Tony Gladney

No. 17
- Position: Wide receiver

Personal information
- Born: July 20, 1964 (age 62) San Mateo, California, U.S.
- Listed height: 6 ft 3 in (1.91 m)
- Listed weight: 200 lb (91 kg)

Career information
- High school: San Mateo
- College: UNLV
- NFL draft: 1987: undrafted

Career history
- San Francisco 49ers (1987);

Career NFL statistics
- Receptions: 4
- Receiving yards: 60
- Stats at Pro Football Reference

= Tony Gladney =

American football player (born 1964)

Anthony Lamont Gladney (born July 20, 1964) is an American former professional football player who was a wide receiver for one season with the San Francisco 49ers of the National Football League (NFL). He played college football for the UNLV Rebels.

==Early life and college==
Anthony Lamont Gladney was born on July 20, 1964, in San Mateo, California. He attended San Mateo High School in San Mateo.
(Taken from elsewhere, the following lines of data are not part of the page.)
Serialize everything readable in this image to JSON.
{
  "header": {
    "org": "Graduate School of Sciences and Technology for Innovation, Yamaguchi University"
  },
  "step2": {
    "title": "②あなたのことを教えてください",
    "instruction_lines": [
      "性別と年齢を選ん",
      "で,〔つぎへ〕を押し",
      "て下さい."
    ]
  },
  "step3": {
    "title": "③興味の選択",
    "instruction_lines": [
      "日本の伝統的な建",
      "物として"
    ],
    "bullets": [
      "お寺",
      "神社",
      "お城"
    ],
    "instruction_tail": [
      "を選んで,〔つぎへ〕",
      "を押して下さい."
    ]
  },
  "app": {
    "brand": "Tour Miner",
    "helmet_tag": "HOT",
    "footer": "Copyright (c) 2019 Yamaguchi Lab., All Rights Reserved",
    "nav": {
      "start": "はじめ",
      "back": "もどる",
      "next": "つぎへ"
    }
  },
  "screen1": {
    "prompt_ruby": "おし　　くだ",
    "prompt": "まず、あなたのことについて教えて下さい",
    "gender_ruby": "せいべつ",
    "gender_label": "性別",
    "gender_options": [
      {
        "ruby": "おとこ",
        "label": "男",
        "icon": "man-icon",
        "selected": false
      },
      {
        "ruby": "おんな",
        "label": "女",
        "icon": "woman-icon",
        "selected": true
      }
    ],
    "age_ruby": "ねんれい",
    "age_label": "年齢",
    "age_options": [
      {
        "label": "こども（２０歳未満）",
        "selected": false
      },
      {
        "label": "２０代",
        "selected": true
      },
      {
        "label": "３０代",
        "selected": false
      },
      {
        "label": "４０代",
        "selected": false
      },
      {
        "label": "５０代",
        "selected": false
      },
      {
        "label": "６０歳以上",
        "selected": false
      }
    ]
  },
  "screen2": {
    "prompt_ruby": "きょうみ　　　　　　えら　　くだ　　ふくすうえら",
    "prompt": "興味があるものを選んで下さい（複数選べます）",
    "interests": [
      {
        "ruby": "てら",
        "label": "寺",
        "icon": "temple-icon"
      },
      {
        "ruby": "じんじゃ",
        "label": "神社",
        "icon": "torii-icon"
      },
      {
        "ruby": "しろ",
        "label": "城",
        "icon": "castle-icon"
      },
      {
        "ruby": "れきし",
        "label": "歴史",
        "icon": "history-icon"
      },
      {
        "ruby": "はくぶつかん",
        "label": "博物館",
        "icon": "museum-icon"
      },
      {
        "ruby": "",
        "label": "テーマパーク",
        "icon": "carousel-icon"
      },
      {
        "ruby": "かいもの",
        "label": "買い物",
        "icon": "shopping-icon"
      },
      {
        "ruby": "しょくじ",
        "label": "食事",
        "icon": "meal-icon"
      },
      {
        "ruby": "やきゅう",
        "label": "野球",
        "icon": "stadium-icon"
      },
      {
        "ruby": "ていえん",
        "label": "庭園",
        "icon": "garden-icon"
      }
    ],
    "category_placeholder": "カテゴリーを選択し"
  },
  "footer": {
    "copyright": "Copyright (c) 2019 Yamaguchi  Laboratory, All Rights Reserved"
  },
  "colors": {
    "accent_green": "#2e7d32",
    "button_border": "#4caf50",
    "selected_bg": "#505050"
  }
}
Gladney played college football for the UNLV Rebels of the University of Nevada, Las Vegas. He was a letterman in 1983, 1984, and 1986. He was declared ineligible for the 1985 season after it was discovered that he had been admitted to UNLV despite having a high school GPA of under 2.0, in violation of NCAA rules. Gladney caught 12 passes for 261 yards and one touchdown in 1983, 38 passes for 641 yards and eight touchdowns in 1984, and 27 passes for 391 yards and four touchdowns in 1986.

==Professional career==
After going undrafted in the 1987 NFL draft, Gladney signed with the San Francisco 49ers on May 12. He was released on August 24. On September 23, Gladney re-signed with the 49ers during the 1987 NFL players strike. He played in two games for the 49ers, recording four receptions for 60 yards, before being released on October 19, 1987.

==Personal life==
Gladney later became the Vice President of Diversity, Equity and Inclusion for MGM Resorts International.